With the triumph of “Thirteen,” Wood became an admired actress for independent filmmakers looking for someone intelligent and fresh. In 2005, she portrayed the youngest of four girls who each try to find their own way of coping with their missing father and angry and bewildered mother (Joan Allen) in Mike Binder’s touching drama “The Upside of Anger” working next to Kevin Costner.

She then worked on the dark comedy “Pretty Persuasion” (2005), where she was a nasty and sexually open high school girl. Finally, she gave a outstanding performance in the genuine but not fantastic “Running with Scissors” with Gwyneth Paltrow in 2006, in which she played the strange daughter of an even more bizarre therapist father. 

Wood worked on several movies in 2006, the independent film drama “Down in the Valley,” in which she played a a unruly young girl who becomes the item of affection for a deluded man (Edward Norton) who thinks he is a famous cowboy. Then the actress lent her voice to the animated comedy "Shark Bait" (2006) about a fish who must find his destiny to save his home and the love of his life from a bullying shark. Next was the comedy "King of California" (2007) starring Michael Douglas about an unstable dad who after getting out of a mental institution tries to convince his daughter that there's Spanish gold buried somewhere under suburbia.

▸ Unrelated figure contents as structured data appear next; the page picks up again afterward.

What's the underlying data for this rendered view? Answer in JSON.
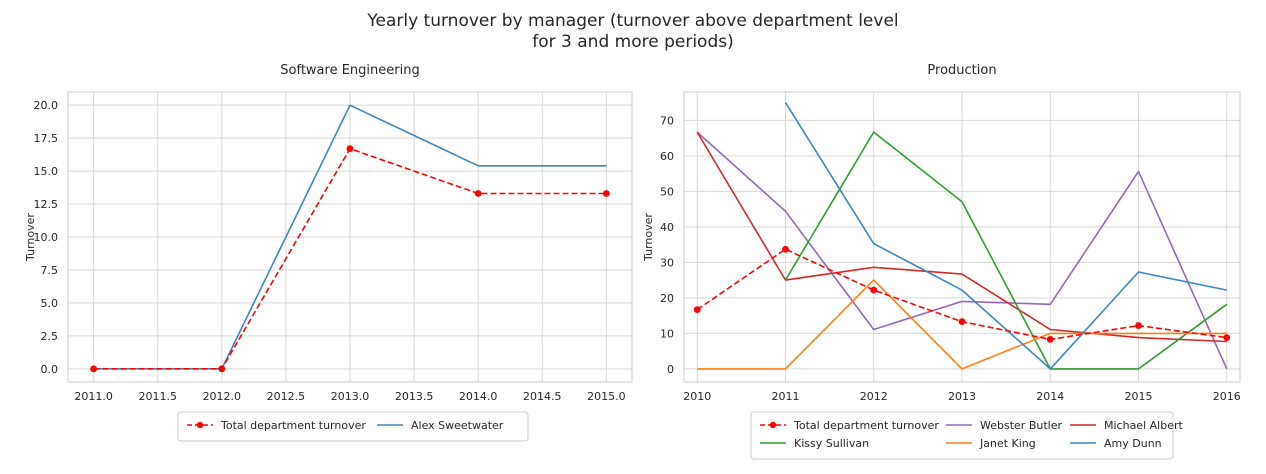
{
  "figure": {
    "title_line1": "Yearly turnover by manager (turnover above department level",
    "title_line2": "for 3 and more periods)"
  },
  "colors": {
    "total": "#ff0000",
    "blue": "#3a87c0",
    "red": "#d62728",
    "purple": "#9467bd",
    "green": "#2ca02c",
    "orange": "#ff7f0e"
  },
  "chart_data": [
    {
      "type": "line",
      "title": "Software Engineering",
      "xlabel": "",
      "ylabel": "Turnover",
      "xlim": [
        2010.8,
        2015.2
      ],
      "ylim": [
        -1.0,
        21.0
      ],
      "xticks": [
        2011.0,
        2011.5,
        2012.0,
        2012.5,
        2013.0,
        2013.5,
        2014.0,
        2014.5,
        2015.0
      ],
      "xtick_labels": [
        "2011.0",
        "2011.5",
        "2012.0",
        "2012.5",
        "2013.0",
        "2013.5",
        "2014.0",
        "2014.5",
        "2015.0"
      ],
      "yticks": [
        0,
        2.5,
        5,
        7.5,
        10,
        12.5,
        15,
        17.5,
        20
      ],
      "ytick_labels": [
        "0.0",
        "2.5",
        "5.0",
        "7.5",
        "10.0",
        "12.5",
        "15.0",
        "17.5",
        "20.0"
      ],
      "grid": true,
      "legend_position": "bottom-center",
      "legend_columns": 2,
      "series": [
        {
          "name": "Total department turnover",
          "style": "dashed-marker",
          "color_key": "total",
          "x": [
            2011,
            2012,
            2013,
            2014,
            2015
          ],
          "y": [
            0,
            0,
            16.7,
            13.3,
            13.3
          ]
        },
        {
          "name": "Alex Sweetwater",
          "style": "solid",
          "color_key": "blue",
          "x": [
            2011,
            2012,
            2013,
            2014,
            2015
          ],
          "y": [
            0,
            0,
            20.0,
            15.4,
            15.4
          ]
        }
      ]
    },
    {
      "type": "line",
      "title": "Production",
      "xlabel": "",
      "ylabel": "Turnover",
      "xlim": [
        2009.85,
        2016.15
      ],
      "ylim": [
        -3.7,
        78.0
      ],
      "xticks": [
        2010,
        2011,
        2012,
        2013,
        2014,
        2015,
        2016
      ],
      "xtick_labels": [
        "2010",
        "2011",
        "2012",
        "2013",
        "2014",
        "2015",
        "2016"
      ],
      "yticks": [
        0,
        10,
        20,
        30,
        40,
        50,
        60,
        70
      ],
      "ytick_labels": [
        "0",
        "10",
        "20",
        "30",
        "40",
        "50",
        "60",
        "70"
      ],
      "grid": true,
      "legend_position": "bottom-center",
      "legend_columns": 3,
      "series": [
        {
          "name": "Total department turnover",
          "style": "dashed-marker",
          "color_key": "total",
          "x": [
            2010,
            2011,
            2012,
            2013,
            2014,
            2015,
            2016
          ],
          "y": [
            16.7,
            33.7,
            22.2,
            13.3,
            8.3,
            12.2,
            8.8
          ]
        },
        {
          "name": "Webster Butler",
          "style": "solid",
          "color_key": "purple",
          "x": [
            2010,
            2011,
            2012,
            2013,
            2014,
            2015,
            2016
          ],
          "y": [
            66.7,
            44.4,
            11.1,
            19.0,
            18.2,
            55.6,
            0
          ]
        },
        {
          "name": "Michael Albert",
          "style": "solid",
          "color_key": "red",
          "x": [
            2010,
            2011,
            2012,
            2013,
            2014,
            2015,
            2016
          ],
          "y": [
            66.7,
            25.0,
            28.6,
            26.7,
            11.1,
            8.8,
            7.7
          ]
        },
        {
          "name": "Kissy Sullivan",
          "style": "solid",
          "color_key": "green",
          "x": [
            2011,
            2012,
            2013,
            2014,
            2015,
            2016
          ],
          "y": [
            25.0,
            66.7,
            47.1,
            0,
            0,
            18.2
          ]
        },
        {
          "name": "Janet King",
          "style": "solid",
          "color_key": "orange",
          "x": [
            2010,
            2011,
            2012,
            2013,
            2014,
            2015,
            2016
          ],
          "y": [
            0,
            0,
            25.0,
            0,
            10.0,
            10.0,
            10.0
          ]
        },
        {
          "name": "Amy Dunn",
          "style": "solid",
          "color_key": "blue",
          "x": [
            2011,
            2012,
            2013,
            2014,
            2015,
            2016
          ],
          "y": [
            75.0,
            35.3,
            22.2,
            0,
            27.3,
            22.2
          ]
        }
      ]
    }
  ]
}
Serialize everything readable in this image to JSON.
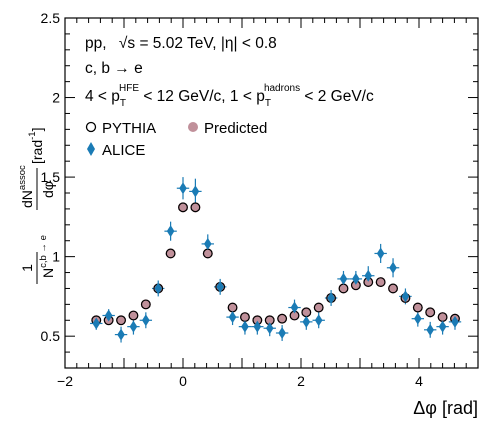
{
  "chart_data": {
    "type": "scatter",
    "title": "",
    "xlabel": "Δφ [rad]",
    "ylabel": {
      "numerator": "dN",
      "numerator_sup": "assoc",
      "denominator": "dφ",
      "prefix_num": "1",
      "prefix_den": "N",
      "prefix_den_sup": "c,b → e",
      "unit": "[rad",
      "unit_sup": "-1",
      "unit_close": "]"
    },
    "xlim": [
      -2,
      5
    ],
    "ylim": [
      0.3,
      2.5
    ],
    "x_ticks": [
      -2,
      0,
      2,
      4
    ],
    "y_ticks": [
      0.5,
      1,
      1.5,
      2,
      2.5
    ],
    "y_tick_labels": [
      "0.5",
      "1",
      "1.5",
      "2",
      "2.5"
    ],
    "x_tick_labels": [
      "−2",
      "0",
      "2",
      "4"
    ],
    "annotations": {
      "line1_a": "pp,",
      "line1_b": "√s = 5.02 TeV, |η| < 0.8",
      "line2": "c, b   → e",
      "line3_a": "4 < p",
      "line3_sub1": "T",
      "line3_sup1": "HFE",
      "line3_b": " < 12 GeV/c, 1 < p",
      "line3_sub2": "T",
      "line3_sup2": "hadrons",
      "line3_c": " < 2 GeV/c"
    },
    "legend": [
      {
        "label": "PYTHIA",
        "marker": "open-circle",
        "color": "#000000"
      },
      {
        "label": "Predicted",
        "marker": "filled-circle",
        "color": "#c0909a"
      },
      {
        "label": "ALICE",
        "marker": "diamond",
        "color": "#1a7bb5"
      }
    ],
    "series": [
      {
        "name": "ALICE",
        "marker": "diamond",
        "color": "#1a7bb5",
        "x_err": 0.105,
        "x": [
          -1.47,
          -1.26,
          -1.05,
          -0.84,
          -0.63,
          -0.42,
          -0.21,
          -0.0,
          0.21,
          0.42,
          0.63,
          0.84,
          1.05,
          1.26,
          1.47,
          1.68,
          1.89,
          2.09,
          2.3,
          2.51,
          2.72,
          2.93,
          3.14,
          3.35,
          3.56,
          3.77,
          3.98,
          4.19,
          4.4,
          4.61
        ],
        "y": [
          0.58,
          0.63,
          0.51,
          0.56,
          0.6,
          0.8,
          1.16,
          1.43,
          1.41,
          1.08,
          0.81,
          0.62,
          0.56,
          0.56,
          0.55,
          0.52,
          0.68,
          0.59,
          0.6,
          0.74,
          0.86,
          0.86,
          0.88,
          1.02,
          0.93,
          0.75,
          0.61,
          0.54,
          0.56,
          0.59
        ],
        "y_err": [
          0.04,
          0.04,
          0.05,
          0.05,
          0.05,
          0.05,
          0.06,
          0.07,
          0.08,
          0.06,
          0.05,
          0.05,
          0.05,
          0.05,
          0.05,
          0.05,
          0.05,
          0.05,
          0.05,
          0.05,
          0.05,
          0.05,
          0.06,
          0.06,
          0.06,
          0.05,
          0.05,
          0.05,
          0.05,
          0.05
        ]
      },
      {
        "name": "Predicted",
        "marker": "filled-circle",
        "color": "#c0909a",
        "x": [
          -1.47,
          -1.26,
          -1.05,
          -0.84,
          -0.63,
          -0.42,
          -0.21,
          -0.0,
          0.21,
          0.42,
          0.63,
          0.84,
          1.05,
          1.26,
          1.47,
          1.68,
          1.89,
          2.09,
          2.3,
          2.51,
          2.72,
          2.93,
          3.14,
          3.35,
          3.56,
          3.77,
          3.98,
          4.19,
          4.4,
          4.61
        ],
        "y": [
          0.6,
          0.6,
          0.6,
          0.63,
          0.7,
          0.8,
          1.02,
          1.31,
          1.31,
          1.02,
          0.81,
          0.68,
          0.62,
          0.6,
          0.6,
          0.61,
          0.63,
          0.65,
          0.68,
          0.74,
          0.8,
          0.82,
          0.84,
          0.84,
          0.8,
          0.74,
          0.68,
          0.65,
          0.62,
          0.61
        ]
      },
      {
        "name": "PYTHIA",
        "marker": "open-circle",
        "color": "#000000",
        "x": [
          -1.47,
          -1.26,
          -1.05,
          -0.84,
          -0.63,
          -0.42,
          -0.21,
          -0.0,
          0.21,
          0.42,
          0.63,
          0.84,
          1.05,
          1.26,
          1.47,
          1.68,
          1.89,
          2.09,
          2.3,
          2.51,
          2.72,
          2.93,
          3.14,
          3.35,
          3.56,
          3.77,
          3.98,
          4.19,
          4.4,
          4.61
        ],
        "y": [
          0.6,
          0.6,
          0.6,
          0.63,
          0.7,
          0.8,
          1.02,
          1.31,
          1.31,
          1.02,
          0.81,
          0.68,
          0.62,
          0.6,
          0.6,
          0.61,
          0.63,
          0.65,
          0.68,
          0.74,
          0.8,
          0.82,
          0.84,
          0.84,
          0.8,
          0.74,
          0.68,
          0.65,
          0.62,
          0.61
        ]
      }
    ],
    "grid": false,
    "legend_position": "top-left"
  }
}
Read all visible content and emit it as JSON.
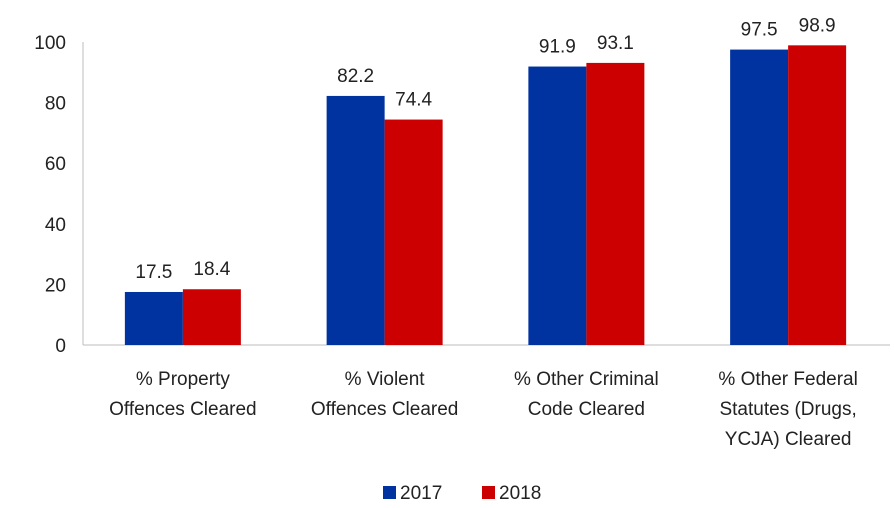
{
  "chart_data": {
    "type": "bar",
    "categories": [
      [
        "% Property",
        "Offences Cleared"
      ],
      [
        "% Violent",
        "Offences Cleared"
      ],
      [
        "% Other Criminal",
        "Code Cleared"
      ],
      [
        "% Other Federal",
        "Statutes (Drugs,",
        "YCJA) Cleared"
      ]
    ],
    "series": [
      {
        "name": "2017",
        "color": "#0033a0",
        "values": [
          17.5,
          82.2,
          91.9,
          97.5
        ]
      },
      {
        "name": "2018",
        "color": "#cc0000",
        "values": [
          18.4,
          74.4,
          93.1,
          98.9
        ]
      }
    ],
    "yticks": [
      0,
      20,
      40,
      60,
      80,
      100
    ],
    "ylim": [
      0,
      100
    ],
    "grid": false,
    "legend_position": "bottom"
  }
}
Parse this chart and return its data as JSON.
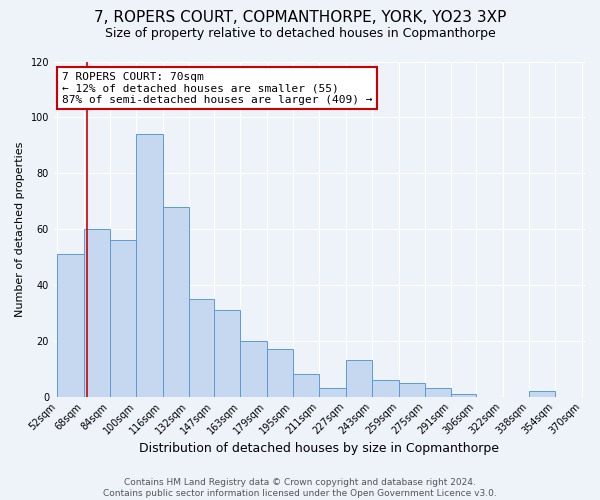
{
  "title": "7, ROPERS COURT, COPMANTHORPE, YORK, YO23 3XP",
  "subtitle": "Size of property relative to detached houses in Copmanthorpe",
  "xlabel": "Distribution of detached houses by size in Copmanthorpe",
  "ylabel": "Number of detached properties",
  "footer_line1": "Contains HM Land Registry data © Crown copyright and database right 2024.",
  "footer_line2": "Contains public sector information licensed under the Open Government Licence v3.0.",
  "annotation_title": "7 ROPERS COURT: 70sqm",
  "annotation_line1": "← 12% of detached houses are smaller (55)",
  "annotation_line2": "87% of semi-detached houses are larger (409) →",
  "bar_color": "#c5d8f0",
  "bar_edge_color": "#5b9bd5",
  "vline_color": "#cc0000",
  "vline_x": 70,
  "annotation_box_edge_color": "#cc0000",
  "bins": [
    52,
    68,
    84,
    100,
    116,
    132,
    147,
    163,
    179,
    195,
    211,
    227,
    243,
    259,
    275,
    291,
    306,
    322,
    338,
    354,
    370
  ],
  "bin_labels": [
    "52sqm",
    "68sqm",
    "84sqm",
    "100sqm",
    "116sqm",
    "132sqm",
    "147sqm",
    "163sqm",
    "179sqm",
    "195sqm",
    "211sqm",
    "227sqm",
    "243sqm",
    "259sqm",
    "275sqm",
    "291sqm",
    "306sqm",
    "322sqm",
    "338sqm",
    "354sqm",
    "370sqm"
  ],
  "counts": [
    51,
    60,
    56,
    94,
    68,
    35,
    31,
    20,
    17,
    8,
    3,
    13,
    6,
    5,
    3,
    1,
    0,
    0,
    2,
    0
  ],
  "ylim": [
    0,
    120
  ],
  "yticks": [
    0,
    20,
    40,
    60,
    80,
    100,
    120
  ],
  "background_color": "#eef2f9",
  "title_fontsize": 11,
  "subtitle_fontsize": 9,
  "xlabel_fontsize": 9,
  "ylabel_fontsize": 8,
  "tick_fontsize": 7,
  "annotation_fontsize": 8,
  "footer_fontsize": 6.5
}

Wood then starred alongside Uma Thurman in the dramatic thriller "The Life Before Her Eyes" (2007) about a woman's survivor's guilt from a Columbine-like event twenty years ago that causes her present-day idyllic life to fall apart. She then gave her voice to the animated adventure "Terra" (2007) about a peaceful alien planet that faces annihilation, as the homeless remainder of the human race sets its eyes on Terra. Mala, a rebellious Terrian teenager, will do everything she can to stop it. Evan Rachel Wood wrapped the year with "Across The Universe" (2007) about the music of the Beatles and the Vietnam War form the backdrop for the romance between an upper-class American girl and a poor Liverpudlian artist.

After taking a year off from filming, Wood repapered in  the sports action film "The Wrestler" (2009) the story of a retired professional wrestler, Randy "The Ram" Robinson, who is making his way through the independent circuit, trying to get back in the game for one final showdown with his former rival.